Mescid-i Aksa'da Hutbe Okumanın Bedeli Zırhlı Mercedes mi [Ömer Sağlam]

Cumhurbaşkanı R.Tayyip Erdoğan, amcasının Diyanet İşleri Başkanı Mehmet Görmez'e mercedes marka makam aracı tahsis etmekte kararlı gözüküyor. Hem de zırhlısından(1) Bizim millet, 1 milyonu aşan fiyatıyla zırhsızına karşı çıkmıştı, bakalım 4 milyonu bulan zırhlısı karşısında ne yapacak? "Ne yapacak" dedimse öylesine dedim. Çünkü bu koyun sürüsü millet, şimdiye kadar neleri sindirmedi, neleri sineye çekmedi ki! Şimdiye kadar sindirdiklerinin yanında Mehmet Görmez'in fiyatı 4 milyon TL'yi geçeceği söylenen zırhlısını sindirmesi devede kulak bile değil.
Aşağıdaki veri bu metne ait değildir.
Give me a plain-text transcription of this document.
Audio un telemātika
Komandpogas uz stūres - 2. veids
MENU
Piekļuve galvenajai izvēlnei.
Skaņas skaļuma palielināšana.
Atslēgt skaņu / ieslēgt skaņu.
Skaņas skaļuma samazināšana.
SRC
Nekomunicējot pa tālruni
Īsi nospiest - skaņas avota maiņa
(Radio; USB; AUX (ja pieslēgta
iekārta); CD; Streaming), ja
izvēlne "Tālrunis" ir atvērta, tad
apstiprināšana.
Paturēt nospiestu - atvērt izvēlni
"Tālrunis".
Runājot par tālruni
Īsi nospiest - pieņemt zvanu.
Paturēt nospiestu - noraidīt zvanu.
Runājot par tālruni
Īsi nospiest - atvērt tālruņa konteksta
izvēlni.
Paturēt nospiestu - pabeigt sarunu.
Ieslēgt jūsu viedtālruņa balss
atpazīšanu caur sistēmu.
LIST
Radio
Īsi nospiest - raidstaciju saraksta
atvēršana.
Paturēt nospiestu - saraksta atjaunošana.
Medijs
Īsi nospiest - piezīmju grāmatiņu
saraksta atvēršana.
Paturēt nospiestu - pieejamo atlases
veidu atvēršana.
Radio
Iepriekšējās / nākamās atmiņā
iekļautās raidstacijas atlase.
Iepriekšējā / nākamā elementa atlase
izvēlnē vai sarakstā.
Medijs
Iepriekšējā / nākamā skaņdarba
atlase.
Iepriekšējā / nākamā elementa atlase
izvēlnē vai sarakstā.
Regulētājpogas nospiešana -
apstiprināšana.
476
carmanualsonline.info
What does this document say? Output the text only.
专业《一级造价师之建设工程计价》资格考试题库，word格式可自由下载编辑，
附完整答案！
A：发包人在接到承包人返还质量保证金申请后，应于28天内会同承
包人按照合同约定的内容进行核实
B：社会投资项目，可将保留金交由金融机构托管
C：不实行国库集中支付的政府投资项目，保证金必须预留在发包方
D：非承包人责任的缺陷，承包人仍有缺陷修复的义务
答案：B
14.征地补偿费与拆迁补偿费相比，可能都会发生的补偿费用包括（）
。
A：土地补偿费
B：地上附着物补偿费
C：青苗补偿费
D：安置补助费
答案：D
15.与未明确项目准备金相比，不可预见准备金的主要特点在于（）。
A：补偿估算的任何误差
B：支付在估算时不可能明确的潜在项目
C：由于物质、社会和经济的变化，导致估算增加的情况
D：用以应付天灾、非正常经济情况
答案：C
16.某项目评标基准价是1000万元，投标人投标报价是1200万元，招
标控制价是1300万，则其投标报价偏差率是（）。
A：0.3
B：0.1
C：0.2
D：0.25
Benim aklımın almadığı; Diyanet İşleri Başkanı titri taşıyan bir adam zırhlı mercedese neden ihtiyaç duyar? Anlaşılan şahsi korkularından ve kuşkularından dolayı koruma ordusuyla dolaşan Sayın Cumhurbaşkanı, bu korkularına ülkenin Diyanet İşleri Başkanı'nı da alet ediyor. Erdoğan, geçenlerde bir televizyon yayınında gazeteci Mehmet Barlas'a "Diyanet İşleri Başkanı'na Cumhurbaşkanlığı emrindeki zırhlı mercedeslerden birisini tahsis edeceğini" söylemiş. Hatta ilgili gazete haberine göre değeri, 3 milyon 953 bin TL olan zırhlı mercedes, Mehmet Görmez'in emrine çoktan gönderilmiş bile(2). Bunun adı, düpedüz milletle dalga geçmek ve milleti hafife almaktır. Amiyane tabirle söyleyecek olursak; milleti iplememektir...
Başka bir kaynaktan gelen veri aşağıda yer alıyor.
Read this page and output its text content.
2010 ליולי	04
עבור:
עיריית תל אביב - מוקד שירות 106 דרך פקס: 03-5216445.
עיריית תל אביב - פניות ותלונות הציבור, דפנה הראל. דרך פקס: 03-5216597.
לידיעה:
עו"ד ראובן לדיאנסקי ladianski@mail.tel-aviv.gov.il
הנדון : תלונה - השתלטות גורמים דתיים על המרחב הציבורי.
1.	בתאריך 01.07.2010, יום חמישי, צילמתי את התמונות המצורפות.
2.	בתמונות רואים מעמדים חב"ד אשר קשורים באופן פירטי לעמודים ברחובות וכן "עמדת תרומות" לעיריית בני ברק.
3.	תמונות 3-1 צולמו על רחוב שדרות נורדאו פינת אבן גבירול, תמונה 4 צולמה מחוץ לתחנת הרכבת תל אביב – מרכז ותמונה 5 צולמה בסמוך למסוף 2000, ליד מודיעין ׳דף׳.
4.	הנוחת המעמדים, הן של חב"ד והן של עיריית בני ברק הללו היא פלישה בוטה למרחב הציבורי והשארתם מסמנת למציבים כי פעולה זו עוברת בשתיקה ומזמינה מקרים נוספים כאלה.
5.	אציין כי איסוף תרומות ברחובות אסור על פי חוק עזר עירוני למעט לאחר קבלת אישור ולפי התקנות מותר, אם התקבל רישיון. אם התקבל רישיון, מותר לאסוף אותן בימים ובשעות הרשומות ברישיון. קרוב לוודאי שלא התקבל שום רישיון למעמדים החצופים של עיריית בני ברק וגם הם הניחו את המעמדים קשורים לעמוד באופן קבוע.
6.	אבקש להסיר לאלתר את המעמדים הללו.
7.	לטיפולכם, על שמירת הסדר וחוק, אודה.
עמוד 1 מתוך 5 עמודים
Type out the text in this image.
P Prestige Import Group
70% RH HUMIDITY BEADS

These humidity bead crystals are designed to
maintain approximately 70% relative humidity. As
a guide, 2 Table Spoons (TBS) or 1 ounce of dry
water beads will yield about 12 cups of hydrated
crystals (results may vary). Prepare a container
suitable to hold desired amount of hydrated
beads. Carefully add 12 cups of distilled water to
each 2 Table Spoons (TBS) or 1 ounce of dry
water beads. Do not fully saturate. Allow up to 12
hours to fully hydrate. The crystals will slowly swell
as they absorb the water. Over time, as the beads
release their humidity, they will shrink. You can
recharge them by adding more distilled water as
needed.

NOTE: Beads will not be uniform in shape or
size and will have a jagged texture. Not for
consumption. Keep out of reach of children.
Bihruz Bey ve Araba Sevdası
Diyanet İşleri Başkanı Mehmet Görmez'in mercedes makam aracının gündem teşkil etmesinden beri hep Recaizade Mahmut Ekrem'in "Araba Sevdası" isimli romanı aklıma geliyor. Nedense Mehmet Görmez'e her baktığımda, söz konusu romanın kahramanı Bihruz Bey'i görüyorum ben!
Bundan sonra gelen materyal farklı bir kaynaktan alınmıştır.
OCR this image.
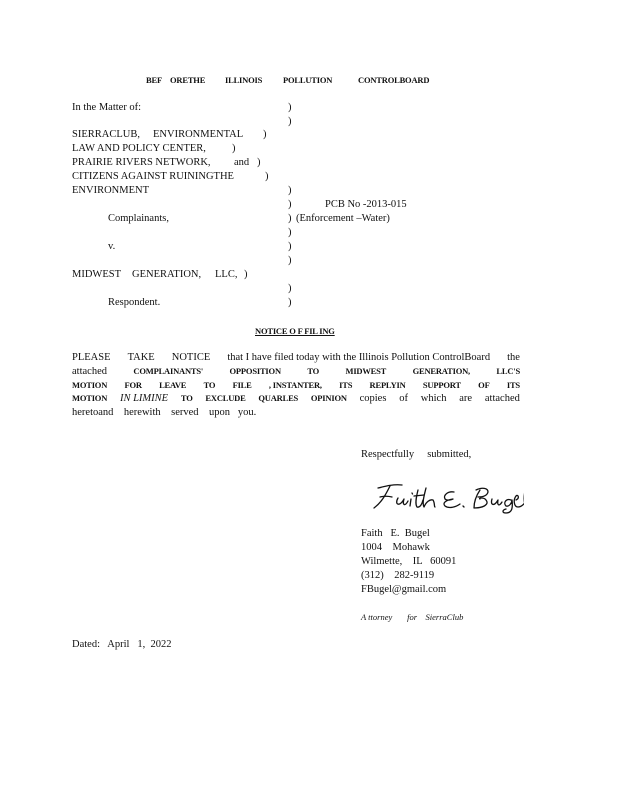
BEF OREТHE ILLINOIS POLLUTION	CONTROLBOARD
In the Matter of:	)
)
SIERRACLUB, ENVIRONMENTAL )
LAW AND POLICY CENTER, )
PRAIRIE RIVERS NETWORK, and )
CITIZENS AGAINST RUININGTHE	)
ENVIRONMENT	)
)	PCB No -2013-015
Complainants,	) (Enforcement –Water)
)
v.	)
)
MIDWEST GENERATION, LLC, )
)
Respondent.	)
NOTICE O F FIL ING
PLEASE TAKE NOTICE that I have filed today with the Illinois Pollution ControlBoard the
attached	COMPLAINANTS'	OPPOSITION	TO	MIDWEST	GENERATION,	LLC'S
MOTION FOR LEAVE TO FILE , INSTANTER, ITS REPLYIN SUPPORT OF ITS
MOTION IN LIMINE TO EXCLUDE QUARLES OPINION copies of which are attached
heretoand    herewith    served    upon   you.
Respectfully     submitted,
Faith   E.  Bugel
1004    Mohawk
Wilmette,    IL   60091
(312)    282-9119
FBugel@gmail.com
A ttorney       for    SierraClub
Dated:   April   1,  2022
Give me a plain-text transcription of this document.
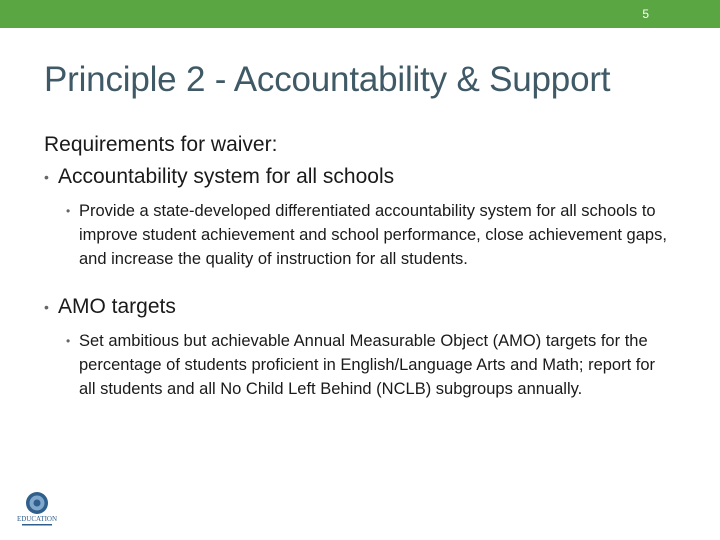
5
Principle 2 - Accountability & Support

Requirements for waiver:

• Accountability system for all schools
• Provide a state-developed differentiated accountability system for all schools to improve student achievement and school performance, close achievement gaps, and increase the quality of instruction for all students.
• AMO targets
• Set ambitious but achievable Annual Measurable Object (AMO) targets for the percentage of students proficient in English/Language Arts and Math; report for all students and all No Child Left Behind (NCLB) subgroups annually.
EDUCATION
Ancak sözümüzün burasında Sayın Görmez'e bir uyarımız olacak; R.Tayyip Erdoğan, görevden alacağı bürokratlarının altına öncelikle zırhlı mercedes tahsis eder. Arkasından da bir yolunu bulur onu görevden alır. Bunun en son örneği ise İstanbul Cumhuriyet Savcısı Zekeriya Öz'dür. Hatırlayın lütfen; Zekeriya Öz, TSK'ye kumpasın somut örnekleri olan Ergenekon ve Balyoz Davaları kapsamında koca koca general ve amiralleri enselerinden tuttuğu gibi Silivri zindanına tıkarken amcasının tahsis ettiği zırhlı mercedesinde ne kadar da havalı pozlar veriyordu.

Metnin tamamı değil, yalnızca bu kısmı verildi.